Als u de ouder of partner bent van iemand met een aanpassingsstoornis, kunt u ook worden uitgenodigd voor therapie. Gezinstherapie kan u de beste manier leren om een persoon met een aanpassingsstoornis te ondersteunen.
medicatie
Medicatie kan worden gebruikt om depressie of angst aan te pakken die gepaard gaat met een aanpassingsstoornis. Antidepressiva of medicijnen tegen angst zijn misschien maar voor een korte tijd nodig, maar zorg ervoor dat u met uw arts praat voordat u de dosering aanpast of stopt met medicijnen.
Omgaan met
Als je merkt dat je niet zo goed terugkomt van een stressvolle gebeurtenis als je zou willen, kun je stappen ondernemen om je veerkracht te verbeteren en je beter te laten voelen. Deze strategieën kunnen u helpen om te gaan met de aanpassingsproblemen die u ondervindt:
- Deelnemen aan vrijetijdsactiviteiten. Leuke dingen doen kan je stressniveau verlagen. Identificeer activiteiten die goed zijn voor uw welzijn en plan tijd om ze te doen.

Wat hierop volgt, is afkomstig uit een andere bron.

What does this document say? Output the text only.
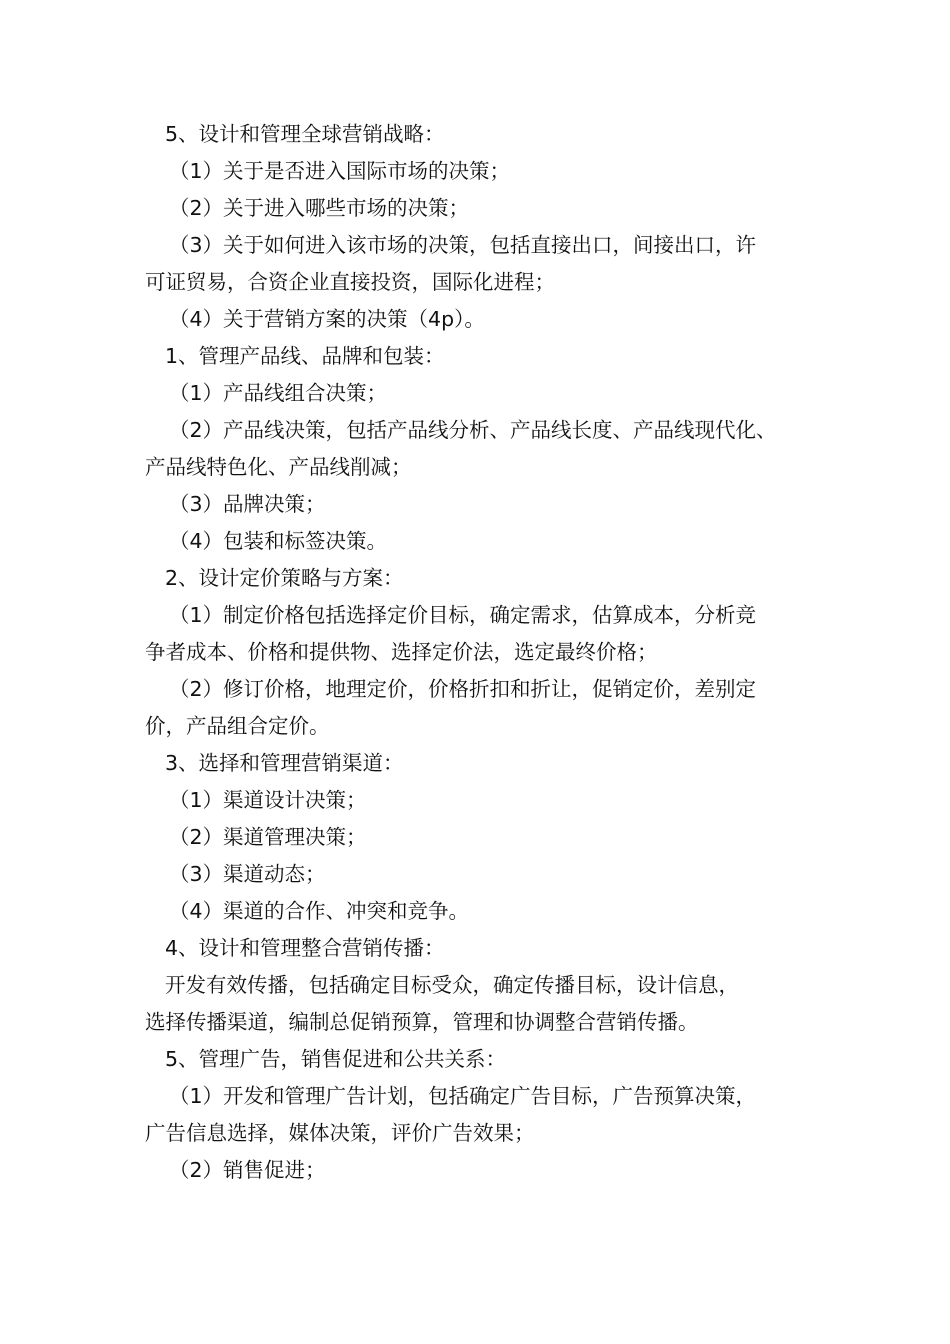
5、设计和管理全球营销战略：

（1）关于是否进入国际市场的决策；

（2）关于进入哪些市场的决策；

（3）关于如何进入该市场的决策，包括直接出口，间接出口，许

可证贸易，合资企业直接投资，国际化进程；

（4）关于营销方案的决策（4p）。

1、管理产品线、品牌和包装：

（1）产品线组合决策；

（2）产品线决策，包括产品线分析、产品线长度、产品线现代化、

产品线特色化、产品线削减；

（3）品牌决策；

（4）包装和标签决策。

2、设计定价策略与方案：

（1）制定价格包括选择定价目标，确定需求，估算成本，分析竞

争者成本、价格和提供物、选择定价法，选定最终价格；

（2）修订价格，地理定价，价格折扣和折让，促销定价，差别定

价，产品组合定价。

3、选择和管理营销渠道：

（1）渠道设计决策；

（2）渠道管理决策；

（3）渠道动态；

（4）渠道的合作、冲突和竞争。

4、设计和管理整合营销传播：

开发有效传播，包括确定目标受众，确定传播目标，设计信息，

选择传播渠道，编制总促销预算，管理和协调整合营销传播。

5、管理广告，销售促进和公共关系：

（1）开发和管理广告计划，包括确定广告目标，广告预算决策，

广告信息选择，媒体决策，评价广告效果；

（2）销售促进；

- Oefen goede zelfzorg. Zorg voor voldoende slaap, eet gezond en zorg voor voldoende lichaamsbeweging.
- Schakel over op gezonde copingvaardigheden. Of je nu stress verlicht door naar muziek te luisteren of 's ochtends graag mediteert, vind strategieën die je helpen te ontspannen, tot rust te komen en je humeur een boost te geven.
- Verwijder ongezonde copingvaardigheden. Als je je tot copingvaardigheden hebt gewend die meer kwaad dan goed doen, zoals te veel eten of alcohol drinken, doe dan een bewuste poging om te bezuinigen. Ongezonde copingvaardigheden zorgen pas op de lange termijn voor nieuwe problemen.
- Zoek sociale steun. Breng tijd door met vrienden en familie die goed voor je zijn. Of ze je nu eerlijk advies geven of gewoon naar je luisteren om je zorgen te delen, neem contact op met gezonde mensen. Het bijwonen van een steungroep (online of persoonlijk) kan u helpen te leren van mensen die soortgelijke ervaringen hebben meegemaakt, zoals een scheiding of het verlies van een dierbare.
- Neem deel aan het oplossen van problemen. Of je nu een stapel rekeningen hebt die je gestrest maakt of een moeilijk telefoontje waar je geen zin in hebt, vermijd dingen die je stress bezorgen niet. Pak uw problemen direct aan en u bespaart uzelf op de lange termijn veel meer stress.
Als je moeite hebt om je alleen beter te voelen, neem dan contact op met een professional in de geestelijke gezondheidszorg die je kan helpen bij het vinden van strategieën die je helpen je beter te voelen.
Een woord van Verywell
Het is waarschijnlijk dat de meeste mensen op een bepaald moment in hun leven een aanpassingsstoornis zullen ervaren. Het is geen teken van zwakte. Als je het moeilijk hebt, sla jezelf dan niet voor de gek door te denken dat je het beter zou moeten doen. Wees in plaats daarvan proactief om voor jezelf te zorgen en zoek professionele hulp om je inspanningen te ondersteunen.